ECLI:NL:GHSGR:2009:BK9861

Gerechtshof 's-Gravenhage

Datum uitspraak
16 december 2009
Publicatiedatum
5 april 2013
Zaaknummer
200.030.575.01
Instantie
Gerechtshof 's-Gravenhage
Type
Uitspraak
Procedures
  • Hoger beroep
Rechters
  • M. Mos-Verstraten
  • A. Dusamos
  • Burgers-Thomassen
Vindplaatsen
  • Rechtspraak.nl
AI samenvatting door LexboostAutomatisch gegenereerd

Wijziging van partneralimentatie en bewijs van gewijzigde omstandigheden

In deze zaak gaat het om een hoger beroep betreffende de wijziging van partneralimentatie. De vrouw is op 7 april 2009 in hoger beroep gekomen van een beschikking van de rechtbank Rotterdam van 9 januari 2009, waarin de partneralimentatie met ingang van 21 maart 2008 op nihil was vastgesteld. De man heeft op 17 augustus 2009 een verweerschrift ingediend en de zaak is op 11 november 2009 mondeling behandeld. De vrouw, bijgestaan door haar advocaat mr. A. Maaskant, en de man, bijgestaan door mr. P. Vermeulen, hebben hun standpunten toegelicht.

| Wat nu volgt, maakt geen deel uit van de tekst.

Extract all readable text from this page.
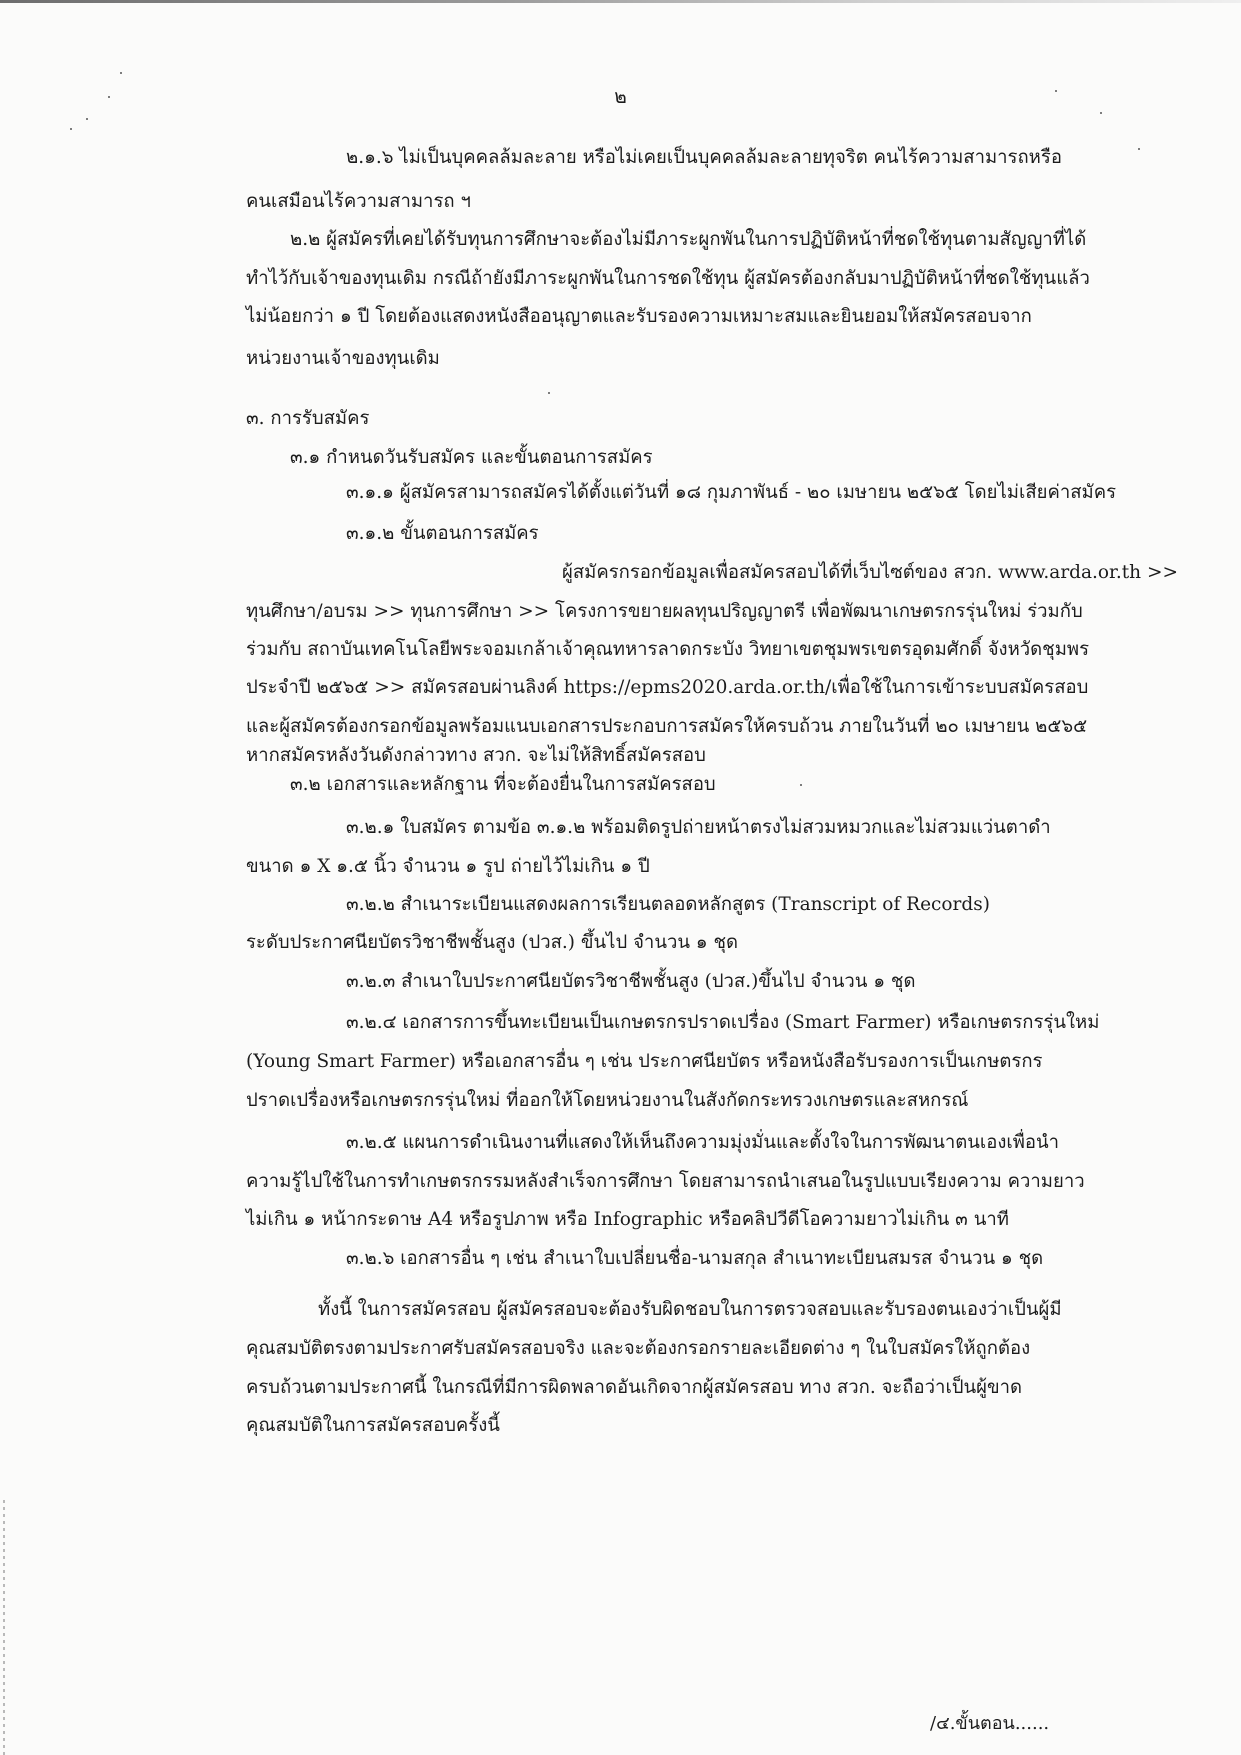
๒
๒.๑.๖ ไม่เป็นบุคคลล้มละลาย หรือไม่เคยเป็นบุคคลล้มละลายทุจริต คนไร้ความสามารถหรือ
คนเสมือนไร้ความสามารถ ฯ
๒.๒ ผู้สมัครที่เคยได้รับทุนการศึกษาจะต้องไม่มีภาระผูกพันในการปฏิบัติหน้าที่ชดใช้ทุนตามสัญญาที่ได้
ทำไว้กับเจ้าของทุนเดิม กรณีถ้ายังมีภาระผูกพันในการชดใช้ทุน ผู้สมัครต้องกลับมาปฏิบัติหน้าที่ชดใช้ทุนแล้ว
ไม่น้อยกว่า ๑ ปี โดยต้องแสดงหนังสืออนุญาตและรับรองความเหมาะสมและยินยอมให้สมัครสอบจาก
หน่วยงานเจ้าของทุนเดิม
๓. การรับสมัคร
๓.๑ กำหนดวันรับสมัคร และขั้นตอนการสมัคร
๓.๑.๑ ผู้สมัครสามารถสมัครได้ตั้งแต่วันที่ ๑๘ กุมภาพันธ์ - ๒๐ เมษายน ๒๕๖๕ โดยไม่เสียค่าสมัคร
๓.๑.๒ ขั้นตอนการสมัคร
ผู้สมัครกรอกข้อมูลเพื่อสมัครสอบได้ที่เว็บไซต์ของ สวก. www.arda.or.th >>
ทุนศึกษา/อบรม >> ทุนการศึกษา >> โครงการขยายผลทุนปริญญาตรี เพื่อพัฒนาเกษตรกรรุ่นใหม่ ร่วมกับ
ร่วมกับ สถาบันเทคโนโลยีพระจอมเกล้าเจ้าคุณทหารลาดกระบัง วิทยาเขตชุมพรเขตรอุดมศักดิ์ จังหวัดชุมพร
ประจำปี ๒๕๖๕ >> สมัครสอบผ่านลิงค์ https://epms2020.arda.or.th/เพื่อใช้ในการเข้าระบบสมัครสอบ
และผู้สมัครต้องกรอกข้อมูลพร้อมแนบเอกสารประกอบการสมัครให้ครบถ้วน ภายในวันที่ ๒๐ เมษายน ๒๕๖๕
หากสมัครหลังวันดังกล่าวทาง สวก. จะไม่ให้สิทธิ์สมัครสอบ
๓.๒ เอกสารและหลักฐาน ที่จะต้องยื่นในการสมัครสอบ
๓.๒.๑ ใบสมัคร ตามข้อ ๓.๑.๒ พร้อมติดรูปถ่ายหน้าตรงไม่สวมหมวกและไม่สวมแว่นตาดำ
ขนาด ๑ X ๑.๕ นิ้ว จำนวน ๑ รูป ถ่ายไว้ไม่เกิน ๑ ปี
๓.๒.๒ สำเนาระเบียนแสดงผลการเรียนตลอดหลักสูตร (Transcript of Records)
ระดับประกาศนียบัตรวิชาชีพชั้นสูง (ปวส.) ขึ้นไป จำนวน ๑ ชุด
๓.๒.๓ สำเนาใบประกาศนียบัตรวิชาชีพชั้นสูง (ปวส.)ขึ้นไป จำนวน ๑ ชุด
๓.๒.๔ เอกสารการขึ้นทะเบียนเป็นเกษตรกรปราดเปรื่อง (Smart Farmer) หรือเกษตรกรรุ่นใหม่
(Young Smart Farmer) หรือเอกสารอื่น ๆ เช่น ประกาศนียบัตร หรือหนังสือรับรองการเป็นเกษตรกร
ปราดเปรื่องหรือเกษตรกรรุ่นใหม่ ที่ออกให้โดยหน่วยงานในสังกัดกระทรวงเกษตรและสหกรณ์
๓.๒.๕ แผนการดำเนินงานที่แสดงให้เห็นถึงความมุ่งมั่นและตั้งใจในการพัฒนาตนเองเพื่อนำ
ความรู้ไปใช้ในการทำเกษตรกรรมหลังสำเร็จการศึกษา โดยสามารถนำเสนอในรูปแบบเรียงความ ความยาว
ไม่เกิน ๑ หน้ากระดาษ A4 หรือรูปภาพ หรือ Infographic หรือคลิปวีดีโอความยาวไม่เกิน ๓ นาที
๓.๒.๖ เอกสารอื่น ๆ เช่น สำเนาใบเปลี่ยนชื่อ-นามสกุล สำเนาทะเบียนสมรส จำนวน ๑ ชุด
ทั้งนี้ ในการสมัครสอบ ผู้สมัครสอบจะต้องรับผิดชอบในการตรวจสอบและรับรองตนเองว่าเป็นผู้มี
คุณสมบัติตรงตามประกาศรับสมัครสอบจริง และจะต้องกรอกรายละเอียดต่าง ๆ ในใบสมัครให้ถูกต้อง
ครบถ้วนตามประกาศนี้ ในกรณีที่มีการผิดพลาดอันเกิดจากผู้สมัครสอบ ทาง สวก. จะถือว่าเป็นผู้ขาด
คุณสมบัติในการสมัครสอบครั้งนี้
/๔.ขั้นตอน......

De vrouw betwist dat er sprake is van een wijziging van omstandigheden die de wijziging van de alimentatie rechtvaardigt. Zij stelt dat de man niet heeft aangetoond dat hij (gedeeltelijk) arbeidsongeschikt is en dat hij samenwoont met een nieuwe partner die bijdraagt aan de kosten. De man heeft in zijn verweer gesteld dat de vrouw geen behoefte meer heeft aan partneralimentatie en heeft zijn arbeidsongeschiktheid ingeroepen als reden voor de wijziging.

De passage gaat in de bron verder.